Experiments 7 and 7-F (Fedstellar / p2pfl)

First-time setup (one-time per node):

./launch_fedstellar.sh upload   # sync fedstellar_experiment/ to all nodes
./launch_fedstellar.sh setup    # pip install p2pfl + lightning on all nodes

After every EC2 restart, add swap before launching (p2pfl needs ~700 MB per node; t3.micro OOMs without swap). One command does all 8 nodes (safe to re-run):

./launch_fedstellar.sh swap

Then launch:

./launch_fedstellar.sh iid      # Exp 7: Fedstellar ring IID
./launch_fedstellar.sh fault    # Exp 7-F: Fedstellar ring fault demo

Detailed run order, SSH commands, and log download commands are documented in:

• How_To_Implement.md

Logging and Results

Each run writes logs to:

~/fl_project/logs/YYYY_MM_DD/<experiment_label>/

Typical labels:

• centralized_iid
• centralized_noniid
• decentralized_iid
• decentralized_noniid
• decentralized_fault
• centralized_spof
• decentralized_fc_iid
• decentralized_fc_noniid
• decentralized_fc_fault
• fedstellar_ring_iid ← Exp 7 (p2pfl)
• fedstellar_ring_fault ← Exp 7-F (p2pfl fault demo)

Local collected logs and summaries are kept in this repository under results/. Every log embeds machine-readable [COMM_SUMMARY] lines; run tools/parse_comm_bottleneck.py to turn them into a markdown comparison table.
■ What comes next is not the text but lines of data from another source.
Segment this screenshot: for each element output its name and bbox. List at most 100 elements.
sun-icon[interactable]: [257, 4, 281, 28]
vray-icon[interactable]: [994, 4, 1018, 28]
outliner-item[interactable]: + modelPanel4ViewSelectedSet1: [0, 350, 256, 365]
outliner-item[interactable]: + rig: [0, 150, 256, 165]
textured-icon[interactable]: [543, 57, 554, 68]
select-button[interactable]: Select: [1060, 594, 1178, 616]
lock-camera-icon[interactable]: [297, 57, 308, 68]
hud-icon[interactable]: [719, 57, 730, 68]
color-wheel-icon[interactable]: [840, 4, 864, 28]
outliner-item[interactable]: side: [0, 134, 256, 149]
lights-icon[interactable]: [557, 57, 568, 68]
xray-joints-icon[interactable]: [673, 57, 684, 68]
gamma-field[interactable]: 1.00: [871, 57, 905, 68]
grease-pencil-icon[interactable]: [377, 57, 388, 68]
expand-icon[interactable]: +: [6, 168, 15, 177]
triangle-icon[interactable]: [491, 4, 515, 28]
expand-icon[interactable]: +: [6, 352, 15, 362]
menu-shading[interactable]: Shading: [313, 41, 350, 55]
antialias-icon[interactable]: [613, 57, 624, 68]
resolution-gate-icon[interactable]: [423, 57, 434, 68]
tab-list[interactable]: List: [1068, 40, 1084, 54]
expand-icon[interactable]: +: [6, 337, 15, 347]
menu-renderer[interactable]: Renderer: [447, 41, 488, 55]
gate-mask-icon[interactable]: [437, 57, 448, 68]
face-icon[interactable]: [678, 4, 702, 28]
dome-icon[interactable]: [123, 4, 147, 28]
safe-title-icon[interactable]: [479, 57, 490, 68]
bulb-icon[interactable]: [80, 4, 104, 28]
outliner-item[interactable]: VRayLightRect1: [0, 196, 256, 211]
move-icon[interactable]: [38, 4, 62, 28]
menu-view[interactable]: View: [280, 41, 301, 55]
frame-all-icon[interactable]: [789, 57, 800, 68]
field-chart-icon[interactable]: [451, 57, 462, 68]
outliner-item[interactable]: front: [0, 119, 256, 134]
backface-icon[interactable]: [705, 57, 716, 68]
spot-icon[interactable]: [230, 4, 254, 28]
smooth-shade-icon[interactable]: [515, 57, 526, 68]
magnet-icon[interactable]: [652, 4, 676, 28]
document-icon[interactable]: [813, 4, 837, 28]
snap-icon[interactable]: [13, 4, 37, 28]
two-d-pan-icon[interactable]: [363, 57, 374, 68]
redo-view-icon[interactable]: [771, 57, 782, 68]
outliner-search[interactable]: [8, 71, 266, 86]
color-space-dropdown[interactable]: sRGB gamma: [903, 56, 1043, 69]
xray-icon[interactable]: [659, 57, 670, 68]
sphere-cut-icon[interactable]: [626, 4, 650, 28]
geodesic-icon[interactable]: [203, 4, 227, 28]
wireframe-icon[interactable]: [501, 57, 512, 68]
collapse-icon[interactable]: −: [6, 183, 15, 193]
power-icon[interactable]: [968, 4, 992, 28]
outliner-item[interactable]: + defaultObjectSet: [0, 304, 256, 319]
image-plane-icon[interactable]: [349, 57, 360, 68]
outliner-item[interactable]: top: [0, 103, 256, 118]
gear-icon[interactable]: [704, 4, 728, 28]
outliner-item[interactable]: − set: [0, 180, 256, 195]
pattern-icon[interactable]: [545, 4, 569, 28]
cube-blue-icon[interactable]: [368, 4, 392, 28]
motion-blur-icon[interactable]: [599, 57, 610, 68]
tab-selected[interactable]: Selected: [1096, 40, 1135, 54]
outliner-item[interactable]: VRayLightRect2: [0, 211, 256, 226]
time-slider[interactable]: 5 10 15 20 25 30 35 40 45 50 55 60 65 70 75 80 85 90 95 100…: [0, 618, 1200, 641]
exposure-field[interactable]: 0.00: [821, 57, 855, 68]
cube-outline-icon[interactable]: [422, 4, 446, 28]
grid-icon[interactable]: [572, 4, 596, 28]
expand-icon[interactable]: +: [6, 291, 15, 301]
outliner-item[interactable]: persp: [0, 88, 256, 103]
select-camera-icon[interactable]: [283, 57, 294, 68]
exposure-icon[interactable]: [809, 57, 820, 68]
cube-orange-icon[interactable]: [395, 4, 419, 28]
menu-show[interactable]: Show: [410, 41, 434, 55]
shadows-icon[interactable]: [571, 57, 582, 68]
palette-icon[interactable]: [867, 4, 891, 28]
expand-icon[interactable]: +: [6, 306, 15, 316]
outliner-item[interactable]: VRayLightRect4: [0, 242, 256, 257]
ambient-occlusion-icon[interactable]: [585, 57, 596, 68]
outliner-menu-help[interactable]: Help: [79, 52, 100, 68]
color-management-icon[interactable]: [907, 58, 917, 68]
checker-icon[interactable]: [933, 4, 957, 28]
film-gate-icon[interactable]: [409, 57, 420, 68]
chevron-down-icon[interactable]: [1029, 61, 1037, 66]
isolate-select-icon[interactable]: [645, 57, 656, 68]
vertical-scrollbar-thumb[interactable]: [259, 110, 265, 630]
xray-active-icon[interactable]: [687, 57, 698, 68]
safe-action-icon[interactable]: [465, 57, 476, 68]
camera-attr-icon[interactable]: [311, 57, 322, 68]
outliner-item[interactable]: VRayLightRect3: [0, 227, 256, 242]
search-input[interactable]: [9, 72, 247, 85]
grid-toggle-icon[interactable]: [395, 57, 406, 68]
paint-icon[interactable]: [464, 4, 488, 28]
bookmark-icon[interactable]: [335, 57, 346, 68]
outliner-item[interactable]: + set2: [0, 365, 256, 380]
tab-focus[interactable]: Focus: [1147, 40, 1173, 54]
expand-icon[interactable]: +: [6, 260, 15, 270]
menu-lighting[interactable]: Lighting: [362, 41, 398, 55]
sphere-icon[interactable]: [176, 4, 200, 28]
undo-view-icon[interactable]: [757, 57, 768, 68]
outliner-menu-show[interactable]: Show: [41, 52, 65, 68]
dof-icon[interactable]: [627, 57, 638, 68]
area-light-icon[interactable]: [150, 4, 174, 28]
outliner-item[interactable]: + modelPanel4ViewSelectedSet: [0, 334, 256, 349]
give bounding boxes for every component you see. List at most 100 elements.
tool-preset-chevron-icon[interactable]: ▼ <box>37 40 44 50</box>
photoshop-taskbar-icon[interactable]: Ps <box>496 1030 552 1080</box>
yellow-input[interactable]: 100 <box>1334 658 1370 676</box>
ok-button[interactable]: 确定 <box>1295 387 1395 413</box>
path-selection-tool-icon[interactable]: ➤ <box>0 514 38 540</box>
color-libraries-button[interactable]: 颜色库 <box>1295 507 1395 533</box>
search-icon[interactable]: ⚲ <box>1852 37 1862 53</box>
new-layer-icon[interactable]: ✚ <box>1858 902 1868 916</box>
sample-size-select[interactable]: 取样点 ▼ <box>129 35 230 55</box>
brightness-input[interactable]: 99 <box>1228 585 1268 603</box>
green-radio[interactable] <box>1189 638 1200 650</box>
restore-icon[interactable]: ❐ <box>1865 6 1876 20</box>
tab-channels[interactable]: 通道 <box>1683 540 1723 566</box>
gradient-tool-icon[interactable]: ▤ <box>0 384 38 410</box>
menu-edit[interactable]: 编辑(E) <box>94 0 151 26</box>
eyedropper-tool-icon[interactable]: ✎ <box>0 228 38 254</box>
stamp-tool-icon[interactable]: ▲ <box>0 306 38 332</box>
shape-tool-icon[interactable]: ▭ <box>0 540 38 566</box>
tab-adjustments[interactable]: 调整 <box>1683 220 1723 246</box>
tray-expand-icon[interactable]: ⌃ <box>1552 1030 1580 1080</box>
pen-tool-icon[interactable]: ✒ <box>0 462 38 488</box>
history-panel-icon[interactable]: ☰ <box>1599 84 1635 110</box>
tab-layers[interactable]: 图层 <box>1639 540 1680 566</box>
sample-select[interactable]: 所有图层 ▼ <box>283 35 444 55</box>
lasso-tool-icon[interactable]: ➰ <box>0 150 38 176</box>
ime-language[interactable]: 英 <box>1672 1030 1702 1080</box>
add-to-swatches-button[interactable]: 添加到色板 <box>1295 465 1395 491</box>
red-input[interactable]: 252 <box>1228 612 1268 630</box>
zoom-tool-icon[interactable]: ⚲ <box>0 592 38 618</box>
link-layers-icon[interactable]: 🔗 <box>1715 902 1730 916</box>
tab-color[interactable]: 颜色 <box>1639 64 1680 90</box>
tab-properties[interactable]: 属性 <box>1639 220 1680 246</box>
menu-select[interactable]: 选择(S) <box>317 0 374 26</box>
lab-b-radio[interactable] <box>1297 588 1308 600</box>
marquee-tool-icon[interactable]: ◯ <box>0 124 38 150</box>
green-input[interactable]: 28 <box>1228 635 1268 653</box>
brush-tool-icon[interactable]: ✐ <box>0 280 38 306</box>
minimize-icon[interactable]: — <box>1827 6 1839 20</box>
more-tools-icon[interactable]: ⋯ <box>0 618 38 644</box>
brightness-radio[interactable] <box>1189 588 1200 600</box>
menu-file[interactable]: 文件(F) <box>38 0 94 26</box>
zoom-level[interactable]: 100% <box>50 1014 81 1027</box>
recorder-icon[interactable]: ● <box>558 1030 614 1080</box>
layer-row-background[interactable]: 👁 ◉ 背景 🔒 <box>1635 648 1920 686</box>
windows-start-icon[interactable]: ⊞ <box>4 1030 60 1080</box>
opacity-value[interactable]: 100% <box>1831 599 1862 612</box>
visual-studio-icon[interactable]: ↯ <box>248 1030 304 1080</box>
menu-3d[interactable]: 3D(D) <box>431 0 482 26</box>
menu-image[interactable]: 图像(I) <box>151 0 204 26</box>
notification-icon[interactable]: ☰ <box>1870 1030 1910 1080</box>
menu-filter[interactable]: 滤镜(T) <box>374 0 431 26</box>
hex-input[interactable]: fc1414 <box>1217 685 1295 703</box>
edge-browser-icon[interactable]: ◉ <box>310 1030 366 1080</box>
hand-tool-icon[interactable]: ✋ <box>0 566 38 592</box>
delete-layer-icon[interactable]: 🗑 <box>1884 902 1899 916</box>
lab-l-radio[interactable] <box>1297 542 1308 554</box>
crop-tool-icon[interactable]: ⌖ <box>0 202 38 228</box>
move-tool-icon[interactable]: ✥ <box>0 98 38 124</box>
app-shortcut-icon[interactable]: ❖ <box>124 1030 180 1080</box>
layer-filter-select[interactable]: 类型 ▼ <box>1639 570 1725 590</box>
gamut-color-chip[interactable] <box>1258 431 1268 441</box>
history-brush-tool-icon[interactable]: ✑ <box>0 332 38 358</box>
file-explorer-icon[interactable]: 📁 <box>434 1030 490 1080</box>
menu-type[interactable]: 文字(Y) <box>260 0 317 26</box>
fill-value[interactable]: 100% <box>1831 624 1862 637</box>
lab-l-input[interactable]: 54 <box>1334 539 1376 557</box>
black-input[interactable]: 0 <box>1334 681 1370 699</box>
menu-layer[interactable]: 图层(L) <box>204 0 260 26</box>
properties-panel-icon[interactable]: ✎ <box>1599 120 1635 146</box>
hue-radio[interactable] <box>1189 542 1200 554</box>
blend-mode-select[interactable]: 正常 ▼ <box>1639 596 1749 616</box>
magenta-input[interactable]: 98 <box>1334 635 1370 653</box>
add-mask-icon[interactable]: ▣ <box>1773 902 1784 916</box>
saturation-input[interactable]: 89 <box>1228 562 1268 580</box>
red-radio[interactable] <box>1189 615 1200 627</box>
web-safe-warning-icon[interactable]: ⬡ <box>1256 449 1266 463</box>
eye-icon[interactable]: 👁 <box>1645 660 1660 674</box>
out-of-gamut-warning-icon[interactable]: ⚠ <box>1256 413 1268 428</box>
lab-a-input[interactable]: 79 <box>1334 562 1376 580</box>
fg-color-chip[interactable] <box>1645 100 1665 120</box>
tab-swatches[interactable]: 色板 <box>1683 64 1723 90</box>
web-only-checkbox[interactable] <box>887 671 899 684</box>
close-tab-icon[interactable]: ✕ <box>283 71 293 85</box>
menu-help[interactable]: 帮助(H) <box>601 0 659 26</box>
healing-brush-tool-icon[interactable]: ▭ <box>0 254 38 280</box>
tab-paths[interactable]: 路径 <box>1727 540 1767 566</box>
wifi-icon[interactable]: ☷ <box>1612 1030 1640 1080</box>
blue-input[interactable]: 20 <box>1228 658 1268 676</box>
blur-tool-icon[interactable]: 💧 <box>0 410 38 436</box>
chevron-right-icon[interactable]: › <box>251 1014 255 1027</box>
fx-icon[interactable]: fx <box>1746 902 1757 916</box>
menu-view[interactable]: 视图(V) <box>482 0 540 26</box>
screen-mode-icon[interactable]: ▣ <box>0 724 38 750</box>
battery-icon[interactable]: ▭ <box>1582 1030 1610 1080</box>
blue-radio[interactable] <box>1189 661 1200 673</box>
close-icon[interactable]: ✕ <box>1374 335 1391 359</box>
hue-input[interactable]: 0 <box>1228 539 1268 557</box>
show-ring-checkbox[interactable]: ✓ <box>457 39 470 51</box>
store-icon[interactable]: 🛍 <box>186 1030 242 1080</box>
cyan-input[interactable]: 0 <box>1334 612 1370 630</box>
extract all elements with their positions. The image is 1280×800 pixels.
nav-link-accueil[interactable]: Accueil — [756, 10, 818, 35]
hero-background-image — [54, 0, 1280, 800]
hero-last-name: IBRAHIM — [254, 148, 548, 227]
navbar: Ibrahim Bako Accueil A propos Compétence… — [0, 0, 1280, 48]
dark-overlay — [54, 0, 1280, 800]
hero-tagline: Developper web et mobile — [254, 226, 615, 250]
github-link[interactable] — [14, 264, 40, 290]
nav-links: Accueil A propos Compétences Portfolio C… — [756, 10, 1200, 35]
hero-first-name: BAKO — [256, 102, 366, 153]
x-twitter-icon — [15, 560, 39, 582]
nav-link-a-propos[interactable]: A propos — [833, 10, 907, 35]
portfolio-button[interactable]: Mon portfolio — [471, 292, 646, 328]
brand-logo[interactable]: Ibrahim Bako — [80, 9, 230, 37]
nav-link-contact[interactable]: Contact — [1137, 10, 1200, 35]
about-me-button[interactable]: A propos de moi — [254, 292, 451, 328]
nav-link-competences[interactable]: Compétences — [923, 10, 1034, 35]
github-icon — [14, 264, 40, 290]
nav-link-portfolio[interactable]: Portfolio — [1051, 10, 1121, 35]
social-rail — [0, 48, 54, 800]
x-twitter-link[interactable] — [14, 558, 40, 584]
Result screenshots. Plot and dashboard screenshots for each experiment live in a local Screenshots/ folder. These are intentionally excluded from version control (binary blobs, not source — see .gitignore) to keep the repository lightweight. They are available on request or can be regenerated from the logs under results/.

Reproducibility Notes

• Random seeds are set in shared/data.py for dataset partition determinism.
• Private IPs should be used for node-to-node FL traffic.
• Public IPs are for SSH/SCP only and can change after EC2 restart.
• Keep all nodes in same VPC/subnet/security group for stable communication.

Known Limitations

• In Non-IID mode, the current Dirichlet split can produce fewer than 6,250 samples for some nodes depending on class allocation. This can affect strict apples-to-apples fairness if a fixed sample count is required.
• Absolute accuracy is bounded by the deliberately small CPU-only CNNCifar model and the 50-round budget; the study optimizes for fair comparison across designs, not peak CIFAR-10 accuracy.

Troubleshooting

• If Fedstellar (Exp 7 / 7-F) nodes crash immediately after launch:
  • t3.micro runs out of RAM when all 8 nodes start simultaneously.
  • Add swap before launching (see "Run Experiments" above). Each node needs ~1.6 GB swap.
  • If disk is full (df -h / shows 100%), clean pip cache first: sudo rm -rf ~/.cache/pip /root/.cache/pip
• If a run seems stuck:
  • Verify all 8 nodes are reachable and running.
  • Confirm security group allows intra-group TCP traffic.
  • Confirm correct private IP mapping for node IDs.
• If SSH disconnects during runs:
  • Reattach tmux session:

tmux attach -t exp

• If CIFAR-10 is missing:
  • Re-run the pre-download command in setup.

Security Notes

• Do not commit private keys (*.pem) to public repositories.
• Use private IPs for FL communication whenever possible.
• Restrict inbound SSH (port 22) to trusted IP ranges where feasible.

License

Add your project license here (for example, MIT, Apache-2.0, or thesis-specific academic use terms).